Но в областях изнанки, прилегающих к эр-гетто, где он жил и работал прежде, картины в основном напоминали то, что он увидел, только-только выйдя из «предбанника». Пучки узких труб коммуникаций и широкие тела труб-улиц, протянутые далеко-далеко, скрывающиеся среди переплетений других таких же каналов. Там в десятке-двух метров, ну, иногда — в нескольких десятках — взгляд всегда натыкался на препятствие, создававшее иллюзию замкнутого пространства. Здесь каналы жилых улиц и коммуникаций были разнесены друг от друга дальше. И это позволяло видеть, что они не ограничивают простор стенами, а лишь тянутся в нем.
А большая часть изнанки Сан-Сана — это ничем не заполненная пустота.
Нет, где-то там, далеко, находились границы этой пустоты. В нескольких десятках километров в каждую сторону. Только с точки, где стоял Стефан, этих границ видно не было.
Лишь с одной стороны — там, где находились Споты, — виднелись многочисленные разноцветные мерцающие огни. Они сияли нарядными кристаллами, как на платьях танцовщиц, выступавших в клубах Неонового пояса.

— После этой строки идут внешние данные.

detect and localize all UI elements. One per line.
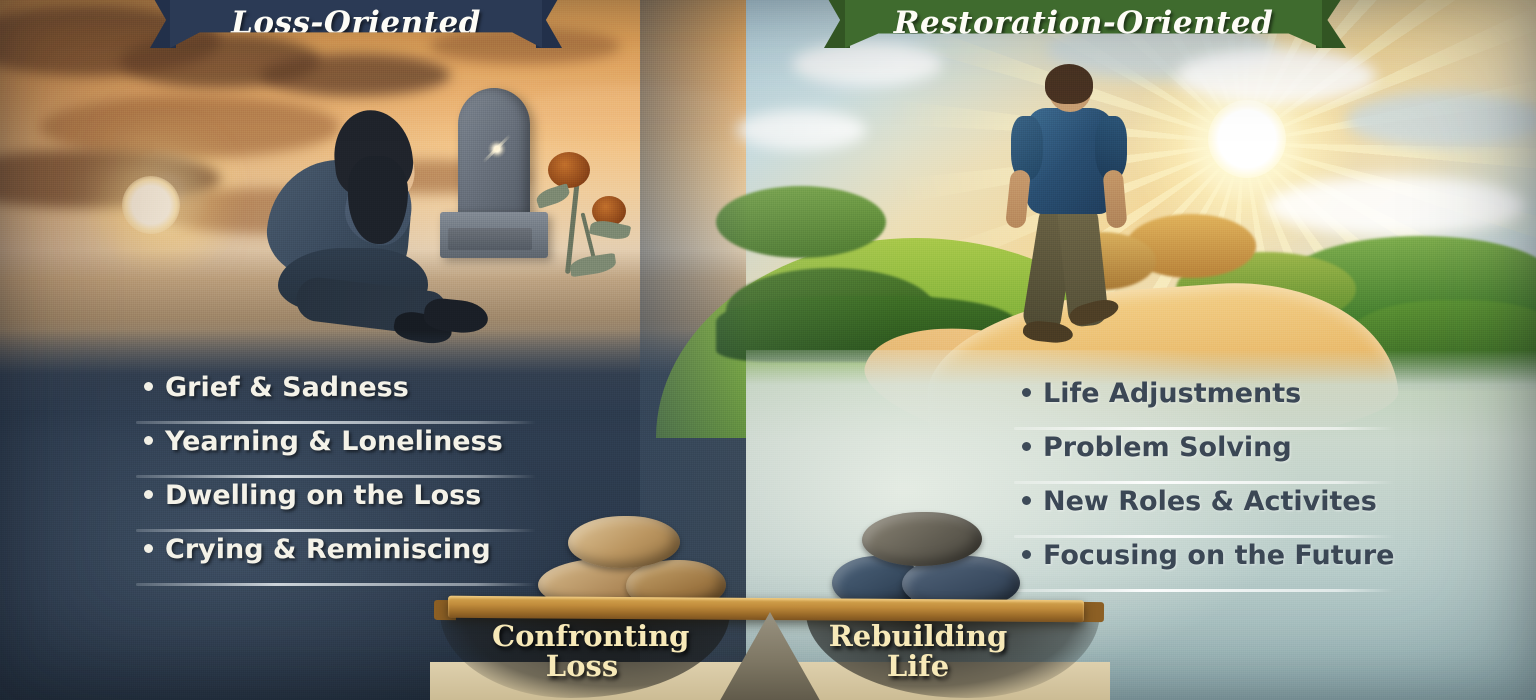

В той стороне граница города находилась совсем близко. Стефан прикинул мысленно — выходило, что до непроницаемой оболочки, заключавшей в себе город, было не больше пары-тройки километров.
Между внутренней поверхностью оболочки и Сан-Вингом — вотчиной интеллектуальной элиты — существовал зазор в несколько метров, заполненный плотно перекрученными между собой толстенными кабелями, которые и поставляли энергию всему мегаполису. Откуда-то извне. Из-за герметичной оболочки, внутри которой, как в пузыре, расположился Сан-Сан.
— Ру-сан! — голос в наушнике вернул в реальность. — Вы хотели посмотреть участок три-семнадцать.
— Да! — собственный голос показался слишком громким и преувеличенно бодрым. — Нам дальше вперед, верно?
— Да, две сотни метров с небольшим. Мы сейчас идем вдоль проспекта Сакуры.
Ну конечно! Широкая окраинная улица, опоясывавшая весь район и сворачивавшая после этого к центру, раздваиваясь. Эти две улицы выписывали два круга внутри зет-гетто и выводили на центральную площадь с двух сторон.
— Мы в районе бульвара Лепестков, верно?
— Именно. Вы хорошо ориентируетесь в пространстве, Ру-сан, — снизошел бригадир до похвалы. — Однако нам придется пересечь опасный участок...
— Пересечем, — отрезал Стефан и зашагал дальше по трубе. Уже куда более твердо.
Короткое сопение в наушнике — и тишина. Отори отключился. Видно, чтобы начальник не слышал, как он ругается сквозь зубы.
И правильно. Что проку ругаться? Рабочие пресловутый опасный участок не по разу на дню пересекают, и ничего. Только что гибнут чересчур часто. В принципе, уже даже можно не проверять — от чего именно.